The president also said that he respected the beliefs of others and the right of religious institutions to act in accordance with their own doctrines but he said that he believed that in the eyes of the law all Americans should ne treated equally and no federal law should invalidate same sex marriages in a state that enacted it.
Reverend Clarence James, a Black minister based in Chicago said he definitely believes the president’s move is going to hurt him among African-American voters, many of whom oppose same sex marriage.
“Many of us oppose this in every form and may decide to vote against the president because of this,” James said. “From a medical and psychological point of view homosexuality is a mental illness; for male homosexuals anal sex is medically dangerous. The president is coming at this as a civil rights issue but there is no correlation even though the homosexual community is trying to make it one. The Civil Rights Movement was about freedom and equal rights, this is a moral issue. For the president and other elected officials it’s easier to go along with popular opinion rather than to do what’s right.”
But some members of the African-American clergy have a different point of view regarding this issue. They believe the African-American community should find ways to address same sex relationships and that there can be reconciliation between sex and spirituality.
“If every gay person in our church just left or those who have an orientation or preference or an inclination, or a fantasy, if everyone left, we wouldn’t have — we wouldn’t have a church,” said Bishop Carlton Pearson who heads Chicago’s New Dimensions Ministries in a published report. “Homophobia is hardly unique to the African-American community. It’s a social malady that’s due largely to the influence of fear based-theologies, particularly fundamentalist Christianity, Islam and Judaism, all of which grow out of the Abrahamic tradition. The African-American church has traditionally used a kind of ‘don’t ask don’t tell’ approach toward homosexuality.”
Dr. Janice Hollis who heads Progressive Believer’s said the African-American community should look at the president’s record not just on this issue but on others and determine if the quality of their lives has improved.
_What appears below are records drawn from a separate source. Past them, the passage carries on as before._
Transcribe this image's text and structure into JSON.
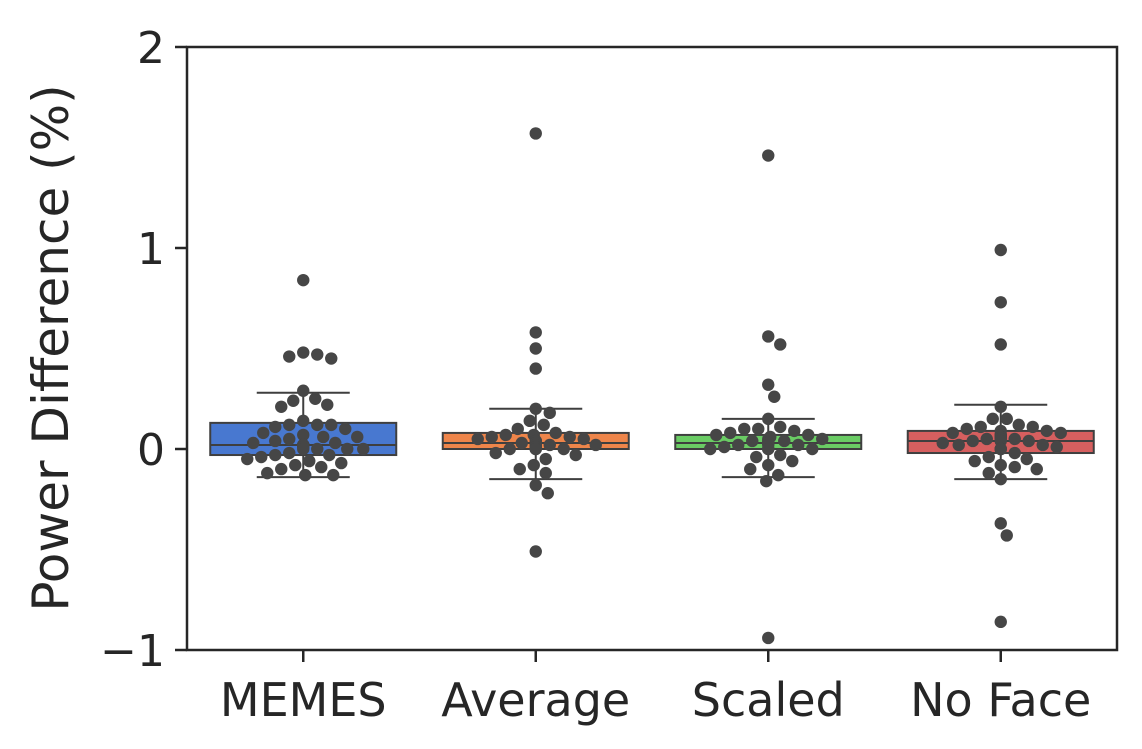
{
  "chart_data": {
    "type": "box",
    "ylabel": "Power Difference (%)",
    "xlabel": "",
    "title": "",
    "ylim": [
      -1,
      2
    ],
    "yticks": [
      "−1",
      "0",
      "1",
      "2"
    ],
    "grid": false,
    "legend": "none",
    "categories": [
      "MEMES",
      "Average",
      "Scaled",
      "No Face"
    ],
    "boxes": [
      {
        "category": "MEMES",
        "color": "#4878d0",
        "whisker_low": -0.14,
        "q1": -0.03,
        "median": 0.02,
        "q3": 0.13,
        "whisker_high": 0.28
      },
      {
        "category": "Average",
        "color": "#ee854a",
        "whisker_low": -0.15,
        "q1": 0.0,
        "median": 0.03,
        "q3": 0.08,
        "whisker_high": 0.2
      },
      {
        "category": "Scaled",
        "color": "#6acc64",
        "whisker_low": -0.14,
        "q1": 0.0,
        "median": 0.03,
        "q3": 0.07,
        "whisker_high": 0.15
      },
      {
        "category": "No Face",
        "color": "#d65f5f",
        "whisker_low": -0.15,
        "q1": -0.02,
        "median": 0.04,
        "q3": 0.09,
        "whisker_high": 0.22
      }
    ],
    "points": [
      {
        "category": "MEMES",
        "values": [
          0.84,
          0.48,
          0.46,
          0.47,
          0.45,
          0.29,
          0.25,
          0.22,
          0.24,
          0.21,
          0.14,
          0.12,
          0.12,
          0.12,
          0.11,
          0.1,
          0.08,
          0.07,
          0.06,
          0.06,
          0.05,
          0.04,
          0.03,
          0.03,
          0.02,
          0.02,
          0.02,
          0.02,
          0.01,
          0.0,
          0.0,
          0.0,
          0.0,
          -0.02,
          -0.03,
          -0.03,
          -0.04,
          -0.05,
          -0.06,
          -0.07,
          -0.08,
          -0.09,
          -0.1,
          -0.12,
          -0.13,
          -0.13
        ]
      },
      {
        "category": "Average",
        "values": [
          1.57,
          0.58,
          0.5,
          0.4,
          0.2,
          0.18,
          0.14,
          0.12,
          0.1,
          0.08,
          0.07,
          0.07,
          0.06,
          0.06,
          0.05,
          0.05,
          0.04,
          0.04,
          0.04,
          0.03,
          0.03,
          0.03,
          0.02,
          0.02,
          0.02,
          0.01,
          0.01,
          0.0,
          0.0,
          0.0,
          0.0,
          -0.02,
          -0.03,
          -0.05,
          -0.08,
          -0.1,
          -0.12,
          -0.18,
          -0.22,
          -0.51
        ]
      },
      {
        "category": "Scaled",
        "values": [
          1.46,
          0.56,
          0.52,
          0.32,
          0.26,
          0.15,
          0.11,
          0.1,
          0.1,
          0.09,
          0.08,
          0.07,
          0.07,
          0.06,
          0.05,
          0.05,
          0.04,
          0.04,
          0.04,
          0.03,
          0.03,
          0.03,
          0.02,
          0.02,
          0.02,
          0.01,
          0.0,
          0.0,
          0.0,
          0.0,
          -0.03,
          -0.04,
          -0.06,
          -0.08,
          -0.1,
          -0.13,
          -0.16,
          -0.94
        ]
      },
      {
        "category": "No Face",
        "values": [
          0.99,
          0.73,
          0.52,
          0.21,
          0.15,
          0.15,
          0.12,
          0.11,
          0.11,
          0.1,
          0.09,
          0.09,
          0.08,
          0.08,
          0.07,
          0.07,
          0.06,
          0.06,
          0.06,
          0.05,
          0.05,
          0.05,
          0.04,
          0.04,
          0.04,
          0.03,
          0.02,
          0.02,
          0.01,
          0.0,
          0.0,
          0.0,
          -0.02,
          -0.04,
          -0.05,
          -0.06,
          -0.08,
          -0.09,
          -0.1,
          -0.12,
          -0.15,
          -0.37,
          -0.43,
          -0.86
        ]
      }
    ]
  }
}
“I think it’s an insult for the president to intellectualize on morality as if the Church doesn’t already have a mandate from God on this,” she said. “This is a political move and even though he may not see it, he’s only a fleeting moment in history; God has always been there. I think the president is promoting a way of life that deters people away from the Word of God.”
Reverend Bill Owens, a minister with the Church of God in Christ (COGIC) and who is based in Memphis, Tennessee, said there’s no doubt that the president’s endorsement of same sex marriage is going to hurt him among Black voters.
“Absolutely it will and especially among the Black churches where the conviction against same sex marriage is so strong,” Owens said. “I think many Black Christians feel somewhat betrayed by the president on this — this is something that Black churches have always stood firmly against.”